The following morning, we meet with a couple of enthusiastic alumni who have great ideas for how our alumni community can support current and incoming students, and then we head back to NTU to visit the new Lee Kong Chian School of Medicine with its state-of-the art learning facilities. I deliver a scientific lecture, which was gratifyingly well attended and where we are graced by the presence of His Excellency Scott Wightman, The British High Commissioner to Singapore. We finish up with a welcome 'night off', enjoying casual drinks and supper with James Best and Daniella Rhodes.
Our final day is a time to catch up and reflect on all those members of the extended Wolfson family we've met. The finale was a wonderful dinner for around 40 local alumni hosted by alumnus Dr Han Chong Toh (Deputy Director, National Cancer Centre, Singapore) in his beautiful Australian-inspired home. Despite a thunderstorm, we had a relaxed, informal and convivial evening. There were current, future and past students, and Honorary Fellow Professor Wang Gungwu plus relatives and friends. What a lovely way to end our trip.
Until we meet again
In total we met over 100 alumni, a number of honorary fellows and members, 20 significant non-Wolfson supporters, and 400 students and young researchers in three universities. I gave three speeches, six lectures and talks, and ate more splendid dinners than I can remember.
As we travel home exhausted and happy, we reflect on how welcome we have been made to feel. We have seen the vibrant research culture and respect for education there is in Southeast Asia.

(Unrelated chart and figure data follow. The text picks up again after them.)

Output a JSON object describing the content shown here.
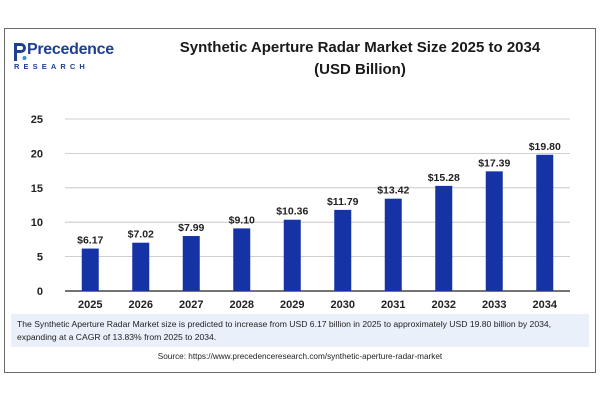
{
  "brand": {
    "name": "Precedence",
    "tagline": "RESEARCH"
  },
  "title_line1": "Synthetic Aperture Radar Market Size 2025 to 2034",
  "title_line2": "(USD Billion)",
  "colors": {
    "bar": "#1633a6",
    "brand": "#1f3f8f",
    "grid": "#bfbfbf",
    "axis": "#222222"
  },
  "chart_data": {
    "type": "bar",
    "categories": [
      "2025",
      "2026",
      "2027",
      "2028",
      "2029",
      "2030",
      "2031",
      "2032",
      "2033",
      "2034"
    ],
    "values": [
      6.17,
      7.02,
      7.99,
      9.1,
      10.36,
      11.79,
      13.42,
      15.28,
      17.39,
      19.8
    ],
    "data_labels": [
      "$6.17",
      "$7.02",
      "$7.99",
      "$9.10",
      "$10.36",
      "$11.79",
      "$13.42",
      "$15.28",
      "$17.39",
      "$19.80"
    ],
    "title": "Synthetic Aperture Radar Market Size 2025 to 2034 (USD Billion)",
    "xlabel": "",
    "ylabel": "",
    "ylim": [
      0,
      25
    ],
    "yticks": [
      "0",
      "5",
      "10",
      "15",
      "20",
      "25"
    ],
    "grid": true,
    "legend": "none"
  },
  "description": "The Synthetic Aperture Radar Market size is predicted to increase from USD 6.17 billion in 2025 to approximately USD 19.80 billion by 2034, expanding at a CAGR of 13.83% from 2025 to 2034.",
  "source": "Source: https://www.precedenceresearch.com/synthetic-aperture-radar-market"
}
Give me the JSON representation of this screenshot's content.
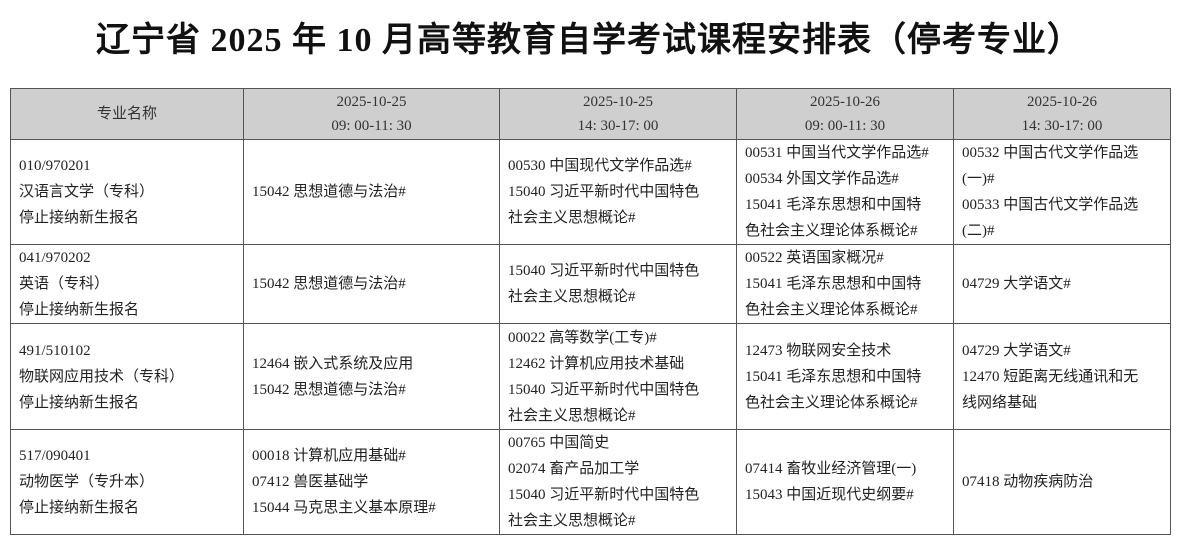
{
  "title": "辽宁省 2025 年 10 月高等教育自学考试课程安排表（停考专业）",
  "headers": [
    {
      "line1": "专业名称",
      "line2": ""
    },
    {
      "line1": "2025-10-25",
      "line2": "09: 00-11: 30"
    },
    {
      "line1": "2025-10-25",
      "line2": "14: 30-17: 00"
    },
    {
      "line1": "2025-10-26",
      "line2": "09: 00-11: 30"
    },
    {
      "line1": "2025-10-26",
      "line2": "14: 30-17: 00"
    }
  ],
  "rows": [
    {
      "cells": [
        [
          "010/970201",
          "汉语言文学（专科）",
          "停止接纳新生报名"
        ],
        [
          "15042  思想道德与法治#"
        ],
        [
          "00530  中国现代文学作品选#",
          "15040  习近平新时代中国特色",
          "社会主义思想概论#"
        ],
        [
          "00531  中国当代文学作品选#",
          "00534  外国文学作品选#",
          "15041  毛泽东思想和中国特",
          "色社会主义理论体系概论#"
        ],
        [
          "00532  中国古代文学作品选",
          "(一)#",
          "00533  中国古代文学作品选",
          "(二)#"
        ]
      ]
    },
    {
      "cells": [
        [
          "041/970202",
          "英语（专科）",
          "停止接纳新生报名"
        ],
        [
          "15042  思想道德与法治#"
        ],
        [
          "15040  习近平新时代中国特色",
          "社会主义思想概论#"
        ],
        [
          "00522  英语国家概况#",
          "15041  毛泽东思想和中国特",
          "色社会主义理论体系概论#"
        ],
        [
          "04729  大学语文#"
        ]
      ]
    },
    {
      "cells": [
        [
          "491/510102",
          "物联网应用技术（专科）",
          "停止接纳新生报名"
        ],
        [
          "12464  嵌入式系统及应用",
          "15042  思想道德与法治#"
        ],
        [
          "00022  高等数学(工专)#",
          "12462  计算机应用技术基础",
          "15040  习近平新时代中国特色",
          "社会主义思想概论#"
        ],
        [
          "12473  物联网安全技术",
          "15041  毛泽东思想和中国特",
          "色社会主义理论体系概论#"
        ],
        [
          "04729  大学语文#",
          "12470  短距离无线通讯和无",
          "线网络基础"
        ]
      ]
    },
    {
      "cells": [
        [
          "517/090401",
          "动物医学（专升本）",
          "停止接纳新生报名"
        ],
        [
          "00018  计算机应用基础#",
          "07412  兽医基础学",
          "15044  马克思主义基本原理#"
        ],
        [
          "00765  中国简史",
          "02074  畜产品加工学",
          "15040  习近平新时代中国特色",
          "社会主义思想概论#"
        ],
        [
          "07414  畜牧业经济管理(一)",
          "15043  中国近现代史纲要#"
        ],
        [
          "07418  动物疾病防治"
        ]
      ]
    }
  ]
}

Each city has a different alumni profile, reflecting the region’s diversity. We have learned how Wolfson changes lives, and that our network in the region is eminent and influential. We shared our vision for the future and feel confident that our alumni are keen to support us as we move forward.
Thank you, all of you who welcomed us. We look forward to seeing you home in Wolfson soon, and will be back with you next year.